Hay hay!! *Lambaikantangan*
Kali ini saya mau memposting satu cerita lagi karangan saya sendiri.. Judulnya "Sebuah Rahasia".. SElamat membacaaa dan semoga bermanfaat :D
Sebuah
rahasia
Bagaimana
cara mengungkapkan kegelisahan dalam hati? Susah memang jika harus berhubungan
dengan yang namanya perasaan, tempatnya yang tidak jelas bersembunyi di dalam
seonggok daging bernama hati tak mampu di lihat hanya dengan kasat mata.
Memendam
kegundahan dalam diam, menyimpan kemarahan yang tak bisa di ungkapkan, menangis
dalam kesendirian, menyesali kesalahan. Masihkah aku bisa memasuki surga-Mu
Tuhan? Atau mungkin hanya sekedar mencium bau wanginya? Melihat keindahannya?
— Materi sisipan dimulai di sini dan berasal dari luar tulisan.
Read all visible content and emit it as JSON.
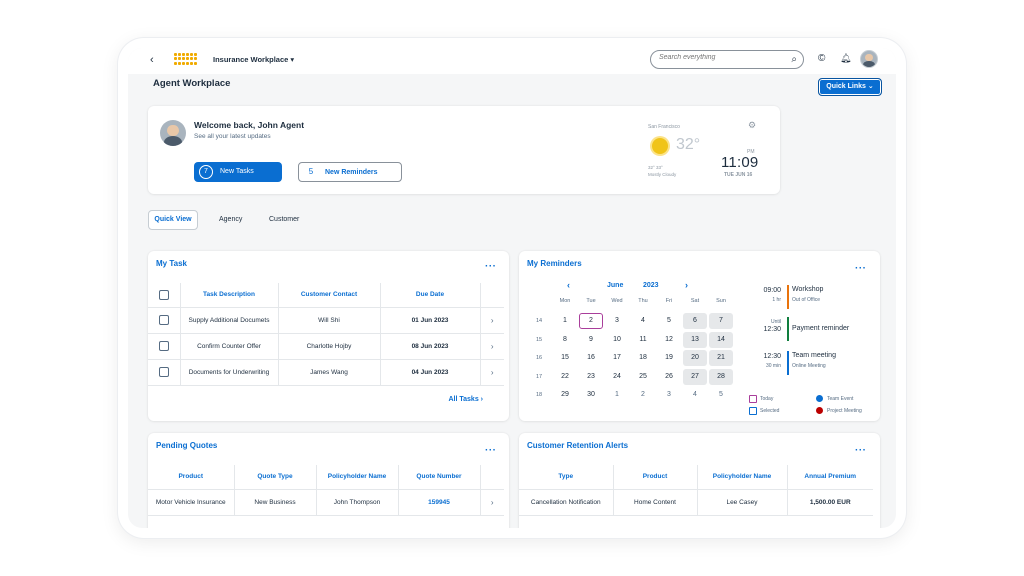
{
  "shellbar": {
    "back": "‹",
    "app_title": "Insurance Workplace",
    "app_title_caret": "▾",
    "search_placeholder": "Search everything",
    "search_icon": "⌕",
    "copilot_icon": "©",
    "bell_icon": "🔔︎"
  },
  "page": {
    "title": "Agent Workplace",
    "quick_links": "Quick Links ⌄"
  },
  "welcome": {
    "title": "Welcome back, John Agent",
    "subtitle": "See all your latest updates",
    "tasks_count": "7",
    "tasks_label": "New Tasks",
    "reminders_count": "5",
    "reminders_label": "New Reminders"
  },
  "weather": {
    "city": "San Francisco",
    "gear": "⚙",
    "temp": "32°",
    "range": "32° 33°",
    "condition": "Mostly Cloudy",
    "period": "PM",
    "time": "11:09",
    "date": "TUE JUN 16"
  },
  "tabs": [
    "Quick View",
    "Agency",
    "Customer"
  ],
  "my_task": {
    "title": "My Task",
    "more": "···",
    "columns": [
      "Task Description",
      "Customer Contact",
      "Due Date"
    ],
    "rows": [
      {
        "desc": "Supply Additional Documets",
        "contact": "Will Shi",
        "due": "01 Jun 2023"
      },
      {
        "desc": "Confirm Counter Offer",
        "contact": "Charlotte Hojby",
        "due": "08 Jun 2023"
      },
      {
        "desc": "Documents for Underwriting",
        "contact": "James Wang",
        "due": "04 Jun 2023"
      }
    ],
    "nav": "›",
    "all_tasks": "All Tasks ›"
  },
  "reminders": {
    "title": "My Reminders",
    "more": "···",
    "month": "June",
    "year": "2023",
    "prev": "‹",
    "next": "›",
    "dow": [
      "Mon",
      "Tue",
      "Wed",
      "Thu",
      "Fri",
      "Sat",
      "Sun"
    ],
    "weeks": [
      {
        "wk": "14",
        "days": [
          "1",
          "2",
          "3",
          "4",
          "5",
          "6",
          "7"
        ]
      },
      {
        "wk": "15",
        "days": [
          "8",
          "9",
          "10",
          "11",
          "12",
          "13",
          "14"
        ]
      },
      {
        "wk": "16",
        "days": [
          "15",
          "16",
          "17",
          "18",
          "19",
          "20",
          "21"
        ]
      },
      {
        "wk": "17",
        "days": [
          "22",
          "23",
          "24",
          "25",
          "26",
          "27",
          "28"
        ]
      },
      {
        "wk": "18",
        "days": [
          "29",
          "30",
          "1",
          "2",
          "3",
          "4",
          "5"
        ]
      }
    ],
    "today": "2",
    "events": [
      {
        "time": "09:00",
        "sub": "1 hr",
        "title": "Workshop",
        "desc": "Out of Office",
        "color": "#e9730c"
      },
      {
        "time": "12:30",
        "sub": "Until",
        "title": "Payment reminder",
        "desc": "",
        "color": "#107e3e"
      },
      {
        "time": "12:30",
        "sub": "30 min",
        "title": "Team meeting",
        "desc": "Online Meeting",
        "color": "#0a6ed1"
      }
    ],
    "legend": {
      "today": "Today",
      "selected": "Selected",
      "team_event": "Team Event",
      "project_meeting": "Project Meeting"
    },
    "colors": {
      "today": "#a93e9b",
      "selected": "#0a6ed1",
      "team_event": "#0a6ed1",
      "project_meeting": "#bb0000"
    }
  },
  "pending_quotes": {
    "title": "Pending Quotes",
    "more": "···",
    "columns": [
      "Product",
      "Quote Type",
      "Policyholder Name",
      "Quote Number"
    ],
    "rows": [
      {
        "product": "Motor Vehicle Insurance",
        "type": "New Business",
        "name": "John Thompson",
        "number": "159945"
      }
    ],
    "nav": "›"
  },
  "retention": {
    "title": "Customer Retention Alerts",
    "more": "···",
    "columns": [
      "Type",
      "Product",
      "Policyholder Name",
      "Annual Premium"
    ],
    "rows": [
      {
        "type": "Cancellation Notification",
        "product": "Home Content",
        "name": "Lee Casey",
        "premium": "1,500.00 EUR"
      }
    ]
  }
}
Bahkan setelah aku melakukan dosa-dosa hina ini?
Dalam
gelapnya malam aku mencari jawab, mencari pertolongan.
Tuhan,
berikan aku jawaban.
Berawal dari sebuah perasaan yang timbul dengan sendirinya tanpa ada rencana, tanpa permisi, perasaan yang mengatasnamakan cinta itu merasuk menusuk ke dalam hati ini. Menggoda kodratnya kesucian sukma sebagai manusia.
Perasaan
itu timbul sebelum ada halal di antara kami. Sungguh seperti janjinya, setan
begitu hebat menggoda manusia. Apa karena memang sudah ada nafsu itu sendiri di
dalam hati manusia, hingga setan iblis tak perlu berusaha dengan keras
menjerumuskan manusia? Entahlah.
Benteng
keimanan yang telah ku bangun dan ku jaga tiba-tiba runtuh, menjadi puing-puing
berantakan dan berserakan. Cinta, alasan untuk meruntuhkannya. Godaan cinta
begitu dahsyatnya seperti gelombang tsunami memporak porandakan gedung-gedung
besar pencakar langit, sehingga benteng imanku pun runtuh olehnya.
Kami
berkenalan, bersama hingga akhirnya timbul perasaan cinta. Saling cinta dalam
sebuah ikatan sebelum ada kehalalan. Telarut dalam janji-janji manis berucap
dari mulut manusia. Melambung membawa angan menatap masa depan.
Janji-janji
manis itu mampu menghapuskan nilai-nilai agama dan norma susila, yang memang sebenarnya sudah terhapus sejak
beberapa waktu lalu. Manusia kini telah kembali ke masa kegelapan zaman
jahilliyah lagi, cahaya terang kehidupan telah terkikis oleh perkembangan jaman
bernama globalisasi dan kebebasan. Kebebasan tanpa batas.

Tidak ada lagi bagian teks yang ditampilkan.